So we're in the middle of that extended, sort of oblong, Thanksgiving holiday weekend. Other than the obligatory Thanksgiving eve night out (the Wednesday night before Thanksgiving is often the biggest night of the year for bars, clubs, bistros, etc) and the Thursday stuff-fest itself, the rest of the weekend is pretty open-ended, which typically translates to shopping and movies to fill the family-oriented abundance of leisure.
So, ably fulfilling our roles as cogs in the great media-manipulation machine, twelve of us in the extended Olsen family - ranging in age from 3 to 69 - went to see the new Harry Potter movie late yesterday afternoon. All were reasonably well satisfied other than my 15 year-old son who isn't much interested in "wholesome" fantasies about kids his own age, and our 3 year-old who ate too much candy, got sick and fell asleep. But everyone else liked it fine.

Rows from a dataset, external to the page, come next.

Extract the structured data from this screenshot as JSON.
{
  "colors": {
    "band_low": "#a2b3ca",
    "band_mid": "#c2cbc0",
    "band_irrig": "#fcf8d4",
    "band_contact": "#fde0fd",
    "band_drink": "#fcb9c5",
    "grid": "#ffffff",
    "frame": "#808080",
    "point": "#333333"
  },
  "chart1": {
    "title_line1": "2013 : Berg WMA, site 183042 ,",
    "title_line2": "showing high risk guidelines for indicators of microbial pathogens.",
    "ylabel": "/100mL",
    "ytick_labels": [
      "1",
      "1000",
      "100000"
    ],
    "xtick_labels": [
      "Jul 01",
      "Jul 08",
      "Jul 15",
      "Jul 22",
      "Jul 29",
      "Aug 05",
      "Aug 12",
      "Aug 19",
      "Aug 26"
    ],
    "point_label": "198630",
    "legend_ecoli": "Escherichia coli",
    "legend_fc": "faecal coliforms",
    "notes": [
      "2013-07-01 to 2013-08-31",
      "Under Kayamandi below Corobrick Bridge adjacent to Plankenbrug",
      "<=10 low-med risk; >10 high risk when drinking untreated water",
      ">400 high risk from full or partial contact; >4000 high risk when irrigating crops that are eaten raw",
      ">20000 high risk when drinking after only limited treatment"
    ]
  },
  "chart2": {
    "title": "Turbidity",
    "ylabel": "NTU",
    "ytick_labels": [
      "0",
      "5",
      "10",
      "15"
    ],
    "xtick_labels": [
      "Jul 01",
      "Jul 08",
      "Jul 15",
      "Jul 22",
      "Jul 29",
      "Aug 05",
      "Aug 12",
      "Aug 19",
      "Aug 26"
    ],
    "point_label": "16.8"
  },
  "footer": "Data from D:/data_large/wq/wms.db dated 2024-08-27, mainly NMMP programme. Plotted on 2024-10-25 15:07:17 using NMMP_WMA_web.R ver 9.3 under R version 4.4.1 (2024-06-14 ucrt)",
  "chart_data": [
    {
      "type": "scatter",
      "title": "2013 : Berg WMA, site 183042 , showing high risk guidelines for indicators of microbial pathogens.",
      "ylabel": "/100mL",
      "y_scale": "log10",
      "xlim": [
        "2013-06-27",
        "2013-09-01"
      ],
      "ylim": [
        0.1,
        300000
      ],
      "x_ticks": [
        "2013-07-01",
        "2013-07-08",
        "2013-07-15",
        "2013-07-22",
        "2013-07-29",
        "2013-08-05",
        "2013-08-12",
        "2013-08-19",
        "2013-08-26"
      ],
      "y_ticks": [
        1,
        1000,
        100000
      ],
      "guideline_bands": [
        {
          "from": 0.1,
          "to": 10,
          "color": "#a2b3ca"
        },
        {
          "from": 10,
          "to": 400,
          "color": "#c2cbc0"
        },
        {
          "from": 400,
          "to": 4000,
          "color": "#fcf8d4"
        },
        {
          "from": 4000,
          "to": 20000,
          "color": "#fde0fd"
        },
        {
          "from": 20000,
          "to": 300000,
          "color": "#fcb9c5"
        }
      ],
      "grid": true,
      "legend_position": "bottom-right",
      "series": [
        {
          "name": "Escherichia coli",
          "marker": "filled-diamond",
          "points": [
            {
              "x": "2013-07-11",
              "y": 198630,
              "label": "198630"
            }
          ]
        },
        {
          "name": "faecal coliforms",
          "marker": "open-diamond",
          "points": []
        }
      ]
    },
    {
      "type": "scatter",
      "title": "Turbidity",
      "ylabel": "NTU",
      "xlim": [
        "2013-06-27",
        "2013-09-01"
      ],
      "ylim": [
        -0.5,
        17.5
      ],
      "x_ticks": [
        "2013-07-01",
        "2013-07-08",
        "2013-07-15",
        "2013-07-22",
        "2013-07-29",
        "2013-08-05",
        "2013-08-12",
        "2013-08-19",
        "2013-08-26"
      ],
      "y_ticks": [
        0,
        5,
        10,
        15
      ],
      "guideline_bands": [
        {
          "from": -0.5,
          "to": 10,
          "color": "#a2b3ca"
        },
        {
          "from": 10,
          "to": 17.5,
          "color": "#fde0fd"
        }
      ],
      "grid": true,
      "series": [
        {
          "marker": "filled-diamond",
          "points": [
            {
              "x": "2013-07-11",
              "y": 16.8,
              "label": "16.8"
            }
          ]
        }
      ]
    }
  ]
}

I am probably a litmus test for the appeal of the film beyond its natural audience of the young and those who swear by the books: I haven't read any of books, haven't seen the first movie all the way through yet even though we own the DVD, and am indifferent to fantasy in general.
As such I would give it a qualified thumbs-up. As most other reviewers have noted, the real magic is not in the somewhat creaky and belabored plot, but in the characters and the successful creation of an alternative world alongside and intersecting with our own in a fairly plausible manner. The social relationships among the students, and between the students and the faculty seem almost frighteningly authentic to me. The festering, multi-generational animosities flaring to periodic open hostility generated a few all-too-real flashbacks of my own. And none of them involved snakes or spiders.